Today the price is higher. Treating an animal’s life-blood as sacred would remind us that all life is sacred. But how many people today butcher animals following the rules of Jewish kashrut or Mulsim halal? It is hard to treat an animal’s life as sacred when you receive its meat already cut and wrapped in plastic, or already cooked on a plate.
How can we remember that every animal’s nefesh is as holy as our own?
- Genesis 9:4; Leviticus 3:17, 7:26, 17:12, 17:14, and 19:26; and Deuteronomy 12:16 and 12:23.
- For more on the concept of nefesh, see my posts
- Balak: Prophet and Donkey (The nefesh versus the mind)
- Korach: Buried Alive (The nefesh after death)
- Beha-alatokha & Beshallach: Stomach versus Soul (The nefesh as craving.)
- Toledot: To Bless Someone (The nefesh versus the conscious mind.)
- Bechukkotai: Sore Throat or Lively Soul (The nefesh as a throat metaphor.)
- Omer: Kabbalah of the Defective (The nefesh versus other kinds of souls in kabbalah)
- Babylonian Talmud, Pesachim 16b, 22b, and Keritot 22a.
- The word seirim (שְׂעִירִים) usually means “hairy goats”, but it can also mean “goat demons”. Many scholars have suggested that the Yom Kippur ritual in the same Torah portion, in which one goat is sacrificed to God and the second goat is sent off to Azazel, is a concession to the worship of a goat demon. The second book of Chronicles reports disapprovingly that when the northern kingdom of Israel seceded from Judah, their first king, Jereboam, appointed for himself priests for the high shrines and for the goat demons and for the calves that he had made. (2 Chronicles 11:15) Rambam (12th century Rabbi Moses ben Maimon or Maimonides) wrote that some sects of Sabeans worshiped demons who took the form of goats (Maimonides, The Guide for the Perplexed, 3:46).

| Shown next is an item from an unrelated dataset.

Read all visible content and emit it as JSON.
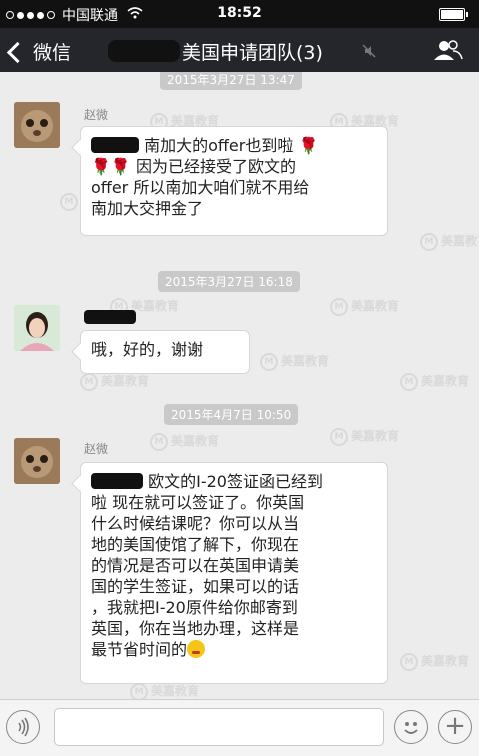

- Maimonides, The Guide for the Perplexed, 3:46, covers both eating over the blood and covering the blood with dirt instead.
- “The blood of wild animals and fowl is to be covered with earth out of respect for the soul, just as we are commanded to bury a human corpse out of respect for the dead person.” (Rabbi Elie Munk, The Call of the Torah: Vayikra, translated by E.S. Mazer, Mesorah Publications, New York, 1992, p. 191.)
- During the centuries covered by the books of Joshua through 2 Samuel, the sanctuary containing the ark was set up in Gilgal, then in Shiloh, then in Beit-El, then back to Shiloh, and finally in Jerusalem, where it remained until the Babylonians destroyed the city in 587 B.C.E. The part of Deuteronomy including the Torah portion Re-eih was probably written in the 7th century B.C.E., when King Josiah was centralizing religious worship in Jerusalem.